The leader of a Burlington synagogue reached out to a nearby mosque after the killings in two New Zealand mosques to ask if they could pray together

A prayer service at a Vermont mosque Friday aimed to reach across what can often seem like cultural boundaries.

“I think it says something about hope,” Dexter Mahaffey of Vermont Commons School, one of the guests at the gathering, said about the inclusivity of the service.

The Islamic Society of Vermont welcomed members of Burlington’s Ohavi Zedek Synagogue and eighth graders from South Burlington’s Vermont Commons School into its Friday afternoon prayers, reminding them Islam is a religion of peace.

The service saw Muslims, Jews, Christians, and people with other beliefs coming together with common goals of gaining cultural awareness, understanding, new connections, and friendship.

“It basically illustrates that we are first humans—all of us,” said Nedzad Halilovic, the president of the Islamic Society of Vermont. “Doesn’t matter our religion, color, we are just first human.”

The visits followed last month’s gun massacre at two New Zealand mosques, in what police there labelled a terrorist act.

Fifty murder charges and more than three-dozen attempted murder charges have been filed against the suspect–an apparent white supremacist.

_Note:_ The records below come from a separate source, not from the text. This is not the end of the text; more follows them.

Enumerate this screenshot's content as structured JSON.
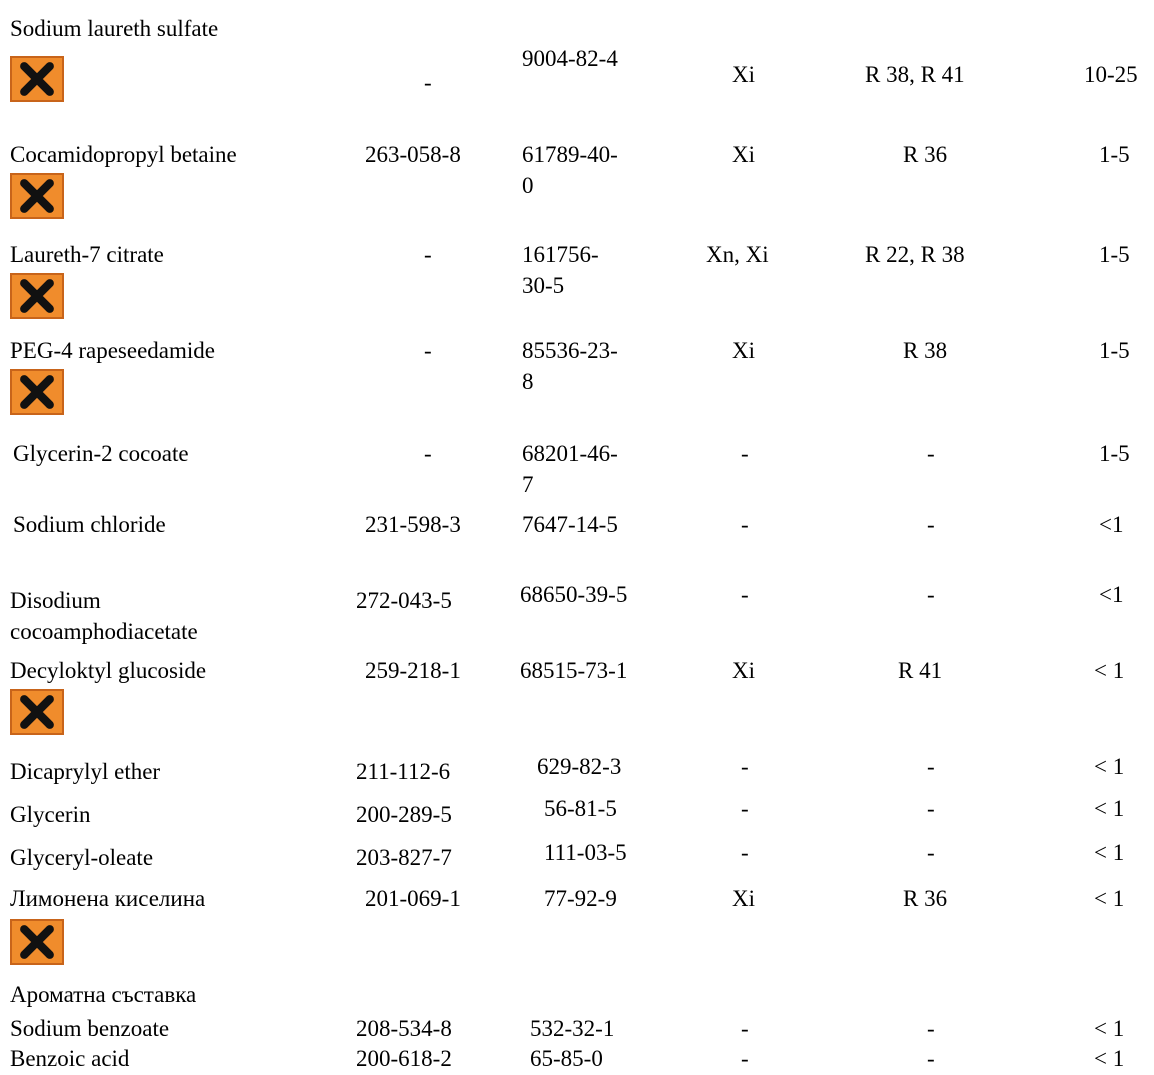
{
  "colors": {
    "hazard_fill": "#f08c2c",
    "hazard_border": "#c8641a",
    "hazard_cross": "#111111"
  },
  "rows": [
    {
      "name": "Sodium laureth sulfate",
      "ec": "-",
      "cas": "9004-82-4",
      "cls": "Xi",
      "r": "R 38, R 41",
      "conc": "10-25",
      "hazard_icon": "irritant-x-icon"
    },
    {
      "name": "Cocamidopropyl betaine",
      "ec": "263-058-8",
      "cas": "61789-40-0",
      "cas_l1": "61789-40-",
      "cas_l2": "0",
      "cls": "Xi",
      "r": "R 36",
      "conc": "1-5",
      "hazard_icon": "irritant-x-icon"
    },
    {
      "name": "Laureth-7 citrate",
      "ec": "-",
      "cas": "161756-30-5",
      "cas_l1": "161756-",
      "cas_l2": "30-5",
      "cls": "Xn, Xi",
      "r": "R 22, R 38",
      "conc": "1-5",
      "hazard_icon": "irritant-x-icon"
    },
    {
      "name": "PEG-4 rapeseedamide",
      "ec": "-",
      "cas": "85536-23-8",
      "cas_l1": "85536-23-",
      "cas_l2": "8",
      "cls": "Xi",
      "r": "R 38",
      "conc": "1-5",
      "hazard_icon": "irritant-x-icon"
    },
    {
      "name": "Glycerin-2 cocoate",
      "ec": "-",
      "cas": "68201-46-7",
      "cas_l1": "68201-46-",
      "cas_l2": "7",
      "cls": "-",
      "r": "-",
      "conc": "1-5"
    },
    {
      "name": "Sodium chloride",
      "ec": "231-598-3",
      "cas": "7647-14-5",
      "cls": "-",
      "r": "-",
      "conc": "<1"
    },
    {
      "name": "Disodium cocoamphodiacetate",
      "name_l1": "Disodium",
      "name_l2": "cocoamphodiacetate",
      "ec": "272-043-5",
      "cas": "68650-39-5",
      "cls": "-",
      "r": "-",
      "conc": "<1"
    },
    {
      "name": "Decyloktyl glucoside",
      "ec": "259-218-1",
      "cas": "68515-73-1",
      "cls": "Xi",
      "r": "R 41",
      "conc": "< 1",
      "hazard_icon": "irritant-x-icon"
    },
    {
      "name": "Dicaprylyl ether",
      "ec": "211-112-6",
      "cas": "629-82-3",
      "cls": "-",
      "r": "-",
      "conc": "< 1"
    },
    {
      "name": "Glycerin",
      "ec": "200-289-5",
      "cas": "56-81-5",
      "cls": "-",
      "r": "-",
      "conc": "< 1"
    },
    {
      "name": "Glyceryl-oleate",
      "ec": "203-827-7",
      "cas": "111-03-5",
      "cls": "-",
      "r": "-",
      "conc": "< 1"
    },
    {
      "name": "Лимонена киселина",
      "ec": "201-069-1",
      "cas": "77-92-9",
      "cls": "Xi",
      "r": "R 36",
      "conc": "< 1",
      "hazard_icon": "irritant-x-icon"
    },
    {
      "name": "Ароматна съставка"
    },
    {
      "name": "Sodium benzoate",
      "ec": "208-534-8",
      "cas": "532-32-1",
      "cls": "-",
      "r": "-",
      "conc": "< 1"
    },
    {
      "name": "Benzoic acid",
      "ec": "200-618-2",
      "cas": "65-85-0",
      "cls": "-",
      "r": "-",
      "conc": "< 1"
    }
  ]
}
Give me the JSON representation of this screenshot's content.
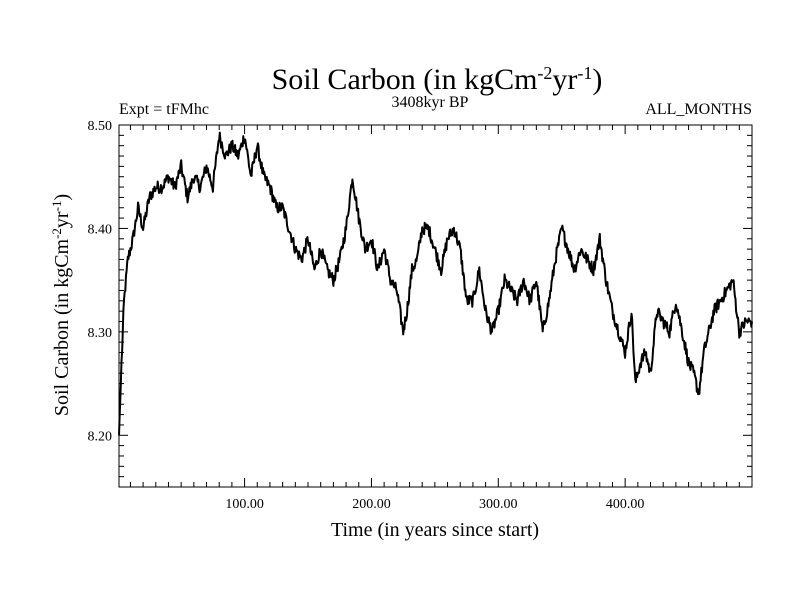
{
  "chart_data": {
    "type": "line",
    "title": {
      "main": "Soil Carbon (in kgCm",
      "sup1": "-2",
      "mid": "yr",
      "sup2": "-1",
      "end": ")"
    },
    "subtitle": "3408kyr BP",
    "top_left_label": "Expt = tFMhc",
    "top_right_label": "ALL_MONTHS",
    "xlabel": "Time (in years since start)",
    "ylabel": {
      "main": "Soil Carbon (in kgCm",
      "sup1": "-2",
      "mid": "yr",
      "sup2": "-1",
      "end": ")"
    },
    "xlim": [
      1,
      500
    ],
    "ylim": [
      8.15,
      8.5
    ],
    "x_ticks": [
      100,
      200,
      300,
      400
    ],
    "x_tick_labels": [
      "100.00",
      "200.00",
      "300.00",
      "400.00"
    ],
    "y_ticks": [
      8.2,
      8.3,
      8.4,
      8.5
    ],
    "y_tick_labels": [
      "8.20",
      "8.30",
      "8.40",
      "8.50"
    ],
    "color": "#000000",
    "series": [
      {
        "name": "Soil Carbon",
        "x": [
          1,
          3,
          5,
          8,
          12,
          16,
          20,
          25,
          30,
          35,
          40,
          45,
          50,
          55,
          60,
          65,
          70,
          75,
          80,
          85,
          90,
          95,
          100,
          105,
          110,
          115,
          120,
          125,
          130,
          135,
          140,
          145,
          150,
          155,
          160,
          165,
          170,
          175,
          180,
          185,
          190,
          195,
          200,
          205,
          210,
          215,
          220,
          225,
          228,
          232,
          236,
          240,
          245,
          250,
          255,
          260,
          265,
          270,
          275,
          280,
          285,
          290,
          295,
          300,
          305,
          310,
          315,
          320,
          325,
          330,
          335,
          340,
          345,
          350,
          355,
          360,
          365,
          370,
          375,
          380,
          385,
          390,
          395,
          400,
          405,
          408,
          412,
          416,
          420,
          425,
          430,
          435,
          440,
          445,
          450,
          454,
          458,
          462,
          466,
          470,
          475,
          480,
          485,
          490,
          495,
          500
        ],
        "values": [
          8.2,
          8.27,
          8.33,
          8.37,
          8.39,
          8.42,
          8.4,
          8.43,
          8.44,
          8.44,
          8.45,
          8.44,
          8.46,
          8.43,
          8.45,
          8.44,
          8.46,
          8.44,
          8.49,
          8.47,
          8.48,
          8.47,
          8.49,
          8.45,
          8.48,
          8.45,
          8.44,
          8.42,
          8.42,
          8.4,
          8.38,
          8.37,
          8.39,
          8.36,
          8.38,
          8.36,
          8.35,
          8.37,
          8.4,
          8.45,
          8.41,
          8.38,
          8.39,
          8.36,
          8.38,
          8.35,
          8.34,
          8.3,
          8.32,
          8.36,
          8.37,
          8.4,
          8.4,
          8.38,
          8.36,
          8.39,
          8.4,
          8.38,
          8.33,
          8.33,
          8.36,
          8.32,
          8.3,
          8.32,
          8.35,
          8.34,
          8.33,
          8.35,
          8.33,
          8.35,
          8.3,
          8.33,
          8.37,
          8.4,
          8.38,
          8.36,
          8.38,
          8.37,
          8.36,
          8.39,
          8.35,
          8.32,
          8.3,
          8.28,
          8.32,
          8.25,
          8.27,
          8.28,
          8.26,
          8.32,
          8.31,
          8.3,
          8.33,
          8.3,
          8.27,
          8.26,
          8.24,
          8.28,
          8.3,
          8.32,
          8.33,
          8.34,
          8.35,
          8.3,
          8.31,
          8.31
        ]
      }
    ]
  }
}
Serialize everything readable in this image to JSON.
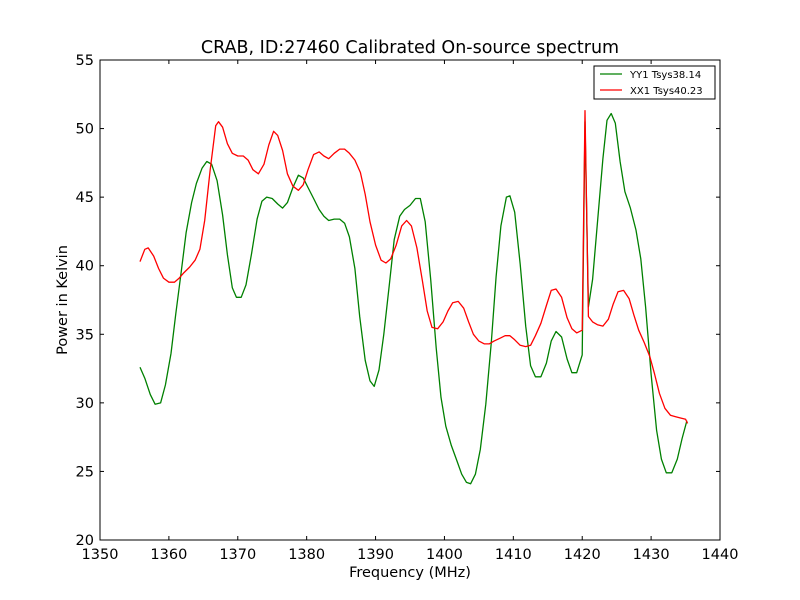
{
  "chart_data": {
    "type": "line",
    "title": "CRAB, ID:27460 Calibrated On-source spectrum",
    "xlabel": "Frequency (MHz)",
    "ylabel": "Power in Kelvin",
    "xlim": [
      1350,
      1440
    ],
    "ylim": [
      20,
      55
    ],
    "xticks": [
      "1350",
      "1360",
      "1370",
      "1380",
      "1390",
      "1400",
      "1410",
      "1420",
      "1430",
      "1440"
    ],
    "yticks": [
      "20",
      "25",
      "30",
      "35",
      "40",
      "45",
      "50",
      "55"
    ],
    "grid": false,
    "legend_position": "top-right",
    "series": [
      {
        "name": "YY1 Tsys38.14",
        "color": "#008000",
        "points": [
          [
            1355.8,
            32.6
          ],
          [
            1356.5,
            31.8
          ],
          [
            1357.3,
            30.6
          ],
          [
            1358.0,
            29.9
          ],
          [
            1358.8,
            30.0
          ],
          [
            1359.5,
            31.3
          ],
          [
            1360.3,
            33.6
          ],
          [
            1361.0,
            36.5
          ],
          [
            1361.8,
            39.6
          ],
          [
            1362.5,
            42.4
          ],
          [
            1363.3,
            44.6
          ],
          [
            1364.0,
            46.0
          ],
          [
            1364.8,
            47.1
          ],
          [
            1365.5,
            47.6
          ],
          [
            1366.2,
            47.4
          ],
          [
            1367.0,
            46.2
          ],
          [
            1367.8,
            43.7
          ],
          [
            1368.5,
            40.8
          ],
          [
            1369.2,
            38.4
          ],
          [
            1369.8,
            37.7
          ],
          [
            1370.5,
            37.7
          ],
          [
            1371.2,
            38.6
          ],
          [
            1372.0,
            40.9
          ],
          [
            1372.8,
            43.4
          ],
          [
            1373.5,
            44.7
          ],
          [
            1374.2,
            45.0
          ],
          [
            1375.0,
            44.9
          ],
          [
            1375.8,
            44.5
          ],
          [
            1376.5,
            44.2
          ],
          [
            1377.2,
            44.6
          ],
          [
            1378.0,
            45.7
          ],
          [
            1378.8,
            46.6
          ],
          [
            1379.5,
            46.4
          ],
          [
            1380.2,
            45.7
          ],
          [
            1381.0,
            44.9
          ],
          [
            1381.8,
            44.1
          ],
          [
            1382.5,
            43.6
          ],
          [
            1383.2,
            43.3
          ],
          [
            1384.0,
            43.4
          ],
          [
            1384.8,
            43.4
          ],
          [
            1385.5,
            43.1
          ],
          [
            1386.2,
            42.1
          ],
          [
            1387.0,
            39.8
          ],
          [
            1387.7,
            36.3
          ],
          [
            1388.5,
            33.1
          ],
          [
            1389.2,
            31.6
          ],
          [
            1389.8,
            31.2
          ],
          [
            1390.5,
            32.4
          ],
          [
            1391.2,
            35.0
          ],
          [
            1392.0,
            38.6
          ],
          [
            1392.7,
            41.9
          ],
          [
            1393.5,
            43.6
          ],
          [
            1394.2,
            44.1
          ],
          [
            1395.0,
            44.4
          ],
          [
            1395.8,
            44.9
          ],
          [
            1396.5,
            44.9
          ],
          [
            1397.2,
            43.2
          ],
          [
            1398.0,
            39.0
          ],
          [
            1398.8,
            34.0
          ],
          [
            1399.5,
            30.4
          ],
          [
            1400.2,
            28.3
          ],
          [
            1401.0,
            26.9
          ],
          [
            1401.8,
            25.8
          ],
          [
            1402.5,
            24.8
          ],
          [
            1403.2,
            24.2
          ],
          [
            1403.8,
            24.1
          ],
          [
            1404.5,
            24.8
          ],
          [
            1405.2,
            26.6
          ],
          [
            1406.0,
            29.9
          ],
          [
            1406.8,
            34.4
          ],
          [
            1407.5,
            39.2
          ],
          [
            1408.2,
            42.9
          ],
          [
            1409.0,
            45.0
          ],
          [
            1409.5,
            45.1
          ],
          [
            1410.2,
            43.9
          ],
          [
            1411.0,
            40.1
          ],
          [
            1411.8,
            35.6
          ],
          [
            1412.5,
            32.7
          ],
          [
            1413.2,
            31.9
          ],
          [
            1414.0,
            31.9
          ],
          [
            1414.8,
            32.9
          ],
          [
            1415.5,
            34.5
          ],
          [
            1416.2,
            35.2
          ],
          [
            1417.0,
            34.8
          ],
          [
            1417.8,
            33.2
          ],
          [
            1418.5,
            32.2
          ],
          [
            1419.2,
            32.2
          ],
          [
            1420.0,
            33.5
          ],
          [
            1420.4,
            50.5
          ],
          [
            1420.9,
            37.0
          ],
          [
            1421.5,
            39.0
          ],
          [
            1422.2,
            43.1
          ],
          [
            1423.0,
            47.8
          ],
          [
            1423.6,
            50.6
          ],
          [
            1424.2,
            51.1
          ],
          [
            1424.8,
            50.4
          ],
          [
            1425.5,
            47.6
          ],
          [
            1426.2,
            45.4
          ],
          [
            1427.0,
            44.2
          ],
          [
            1427.8,
            42.6
          ],
          [
            1428.5,
            40.5
          ],
          [
            1429.2,
            37.0
          ],
          [
            1430.0,
            32.1
          ],
          [
            1430.8,
            28.0
          ],
          [
            1431.5,
            25.9
          ],
          [
            1432.2,
            24.9
          ],
          [
            1433.0,
            24.9
          ],
          [
            1433.8,
            25.9
          ],
          [
            1434.5,
            27.4
          ],
          [
            1435.2,
            28.7
          ]
        ]
      },
      {
        "name": "XX1 Tsys40.23",
        "color": "#ff0000",
        "points": [
          [
            1355.8,
            40.3
          ],
          [
            1356.5,
            41.2
          ],
          [
            1357.0,
            41.3
          ],
          [
            1357.8,
            40.7
          ],
          [
            1358.5,
            39.8
          ],
          [
            1359.2,
            39.1
          ],
          [
            1360.0,
            38.8
          ],
          [
            1360.8,
            38.8
          ],
          [
            1361.5,
            39.1
          ],
          [
            1362.2,
            39.5
          ],
          [
            1363.0,
            39.9
          ],
          [
            1363.8,
            40.4
          ],
          [
            1364.5,
            41.2
          ],
          [
            1365.2,
            43.3
          ],
          [
            1366.0,
            47.0
          ],
          [
            1366.8,
            50.2
          ],
          [
            1367.2,
            50.5
          ],
          [
            1367.8,
            50.1
          ],
          [
            1368.5,
            48.9
          ],
          [
            1369.2,
            48.2
          ],
          [
            1370.0,
            48.0
          ],
          [
            1370.8,
            48.0
          ],
          [
            1371.5,
            47.7
          ],
          [
            1372.2,
            47.0
          ],
          [
            1373.0,
            46.7
          ],
          [
            1373.8,
            47.4
          ],
          [
            1374.5,
            48.8
          ],
          [
            1375.2,
            49.8
          ],
          [
            1375.8,
            49.5
          ],
          [
            1376.5,
            48.4
          ],
          [
            1377.2,
            46.7
          ],
          [
            1378.0,
            45.8
          ],
          [
            1378.8,
            45.5
          ],
          [
            1379.5,
            45.9
          ],
          [
            1380.2,
            47.0
          ],
          [
            1381.0,
            48.1
          ],
          [
            1381.8,
            48.3
          ],
          [
            1382.5,
            48.0
          ],
          [
            1383.2,
            47.8
          ],
          [
            1384.0,
            48.2
          ],
          [
            1384.8,
            48.5
          ],
          [
            1385.5,
            48.5
          ],
          [
            1386.2,
            48.2
          ],
          [
            1387.0,
            47.7
          ],
          [
            1387.8,
            46.8
          ],
          [
            1388.5,
            45.2
          ],
          [
            1389.2,
            43.2
          ],
          [
            1390.0,
            41.5
          ],
          [
            1390.8,
            40.4
          ],
          [
            1391.5,
            40.2
          ],
          [
            1392.2,
            40.5
          ],
          [
            1393.0,
            41.5
          ],
          [
            1393.8,
            42.9
          ],
          [
            1394.5,
            43.3
          ],
          [
            1395.2,
            42.9
          ],
          [
            1396.0,
            41.3
          ],
          [
            1396.8,
            38.9
          ],
          [
            1397.5,
            36.7
          ],
          [
            1398.2,
            35.5
          ],
          [
            1399.0,
            35.4
          ],
          [
            1399.8,
            35.9
          ],
          [
            1400.5,
            36.7
          ],
          [
            1401.2,
            37.3
          ],
          [
            1402.0,
            37.4
          ],
          [
            1402.8,
            36.9
          ],
          [
            1403.5,
            35.9
          ],
          [
            1404.2,
            35.0
          ],
          [
            1405.0,
            34.5
          ],
          [
            1405.8,
            34.3
          ],
          [
            1406.5,
            34.3
          ],
          [
            1407.2,
            34.5
          ],
          [
            1408.0,
            34.7
          ],
          [
            1408.8,
            34.9
          ],
          [
            1409.5,
            34.9
          ],
          [
            1410.2,
            34.6
          ],
          [
            1411.0,
            34.2
          ],
          [
            1411.8,
            34.1
          ],
          [
            1412.5,
            34.2
          ],
          [
            1413.2,
            34.9
          ],
          [
            1414.0,
            35.8
          ],
          [
            1414.8,
            37.1
          ],
          [
            1415.5,
            38.2
          ],
          [
            1416.2,
            38.3
          ],
          [
            1417.0,
            37.7
          ],
          [
            1417.8,
            36.2
          ],
          [
            1418.5,
            35.4
          ],
          [
            1419.2,
            35.1
          ],
          [
            1420.0,
            35.3
          ],
          [
            1420.4,
            51.3
          ],
          [
            1420.9,
            36.3
          ],
          [
            1421.5,
            35.9
          ],
          [
            1422.2,
            35.7
          ],
          [
            1423.0,
            35.6
          ],
          [
            1423.8,
            36.1
          ],
          [
            1424.5,
            37.2
          ],
          [
            1425.2,
            38.1
          ],
          [
            1426.0,
            38.2
          ],
          [
            1426.8,
            37.6
          ],
          [
            1427.5,
            36.4
          ],
          [
            1428.2,
            35.3
          ],
          [
            1429.0,
            34.4
          ],
          [
            1429.8,
            33.4
          ],
          [
            1430.5,
            32.1
          ],
          [
            1431.2,
            30.7
          ],
          [
            1432.0,
            29.6
          ],
          [
            1432.8,
            29.1
          ],
          [
            1433.5,
            29.0
          ],
          [
            1434.2,
            28.9
          ],
          [
            1435.0,
            28.8
          ],
          [
            1435.3,
            28.5
          ]
        ]
      }
    ]
  }
}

Back home, the Islamic Society of Vermont said it really felt embraced after the attacks, by a flood of cards, emails, and flowers from neighbors, including from a nearby Congregational Church.

“We are a part of this community,” Halilovic said, adding that he’s proud the center has bonds with so many from other faiths.

While it was the New Zealand tragedy that inspired Rabbi Amy Small of the Ohavi Zedek Synagogue to reach out to the Islamic Society of Vermont and ask to worship in solidarity at the mosque, she promised regular meetings, meals, and other get-togethers throughout the year.

“I was praying for us to be one whole community,” Small said. “I was praying for God to give us the opportunity to take this feeling of friendship and expand it out into the whole world.”

“Even in our community that is progressive and forward-thinking, we always need to be engaging with each other across all sorts of potential divides, and making those not divides—but making those bridges,” Mahaffey said of the cultural learning the Vermont Commons School hopes its students gained from visiting the mosque.

Mahaffey said bringing together people from diverse backgrounds under one roof, where they can engage with each other and learn from one another with open hearts and minds, is an ideal the whole country should strive for.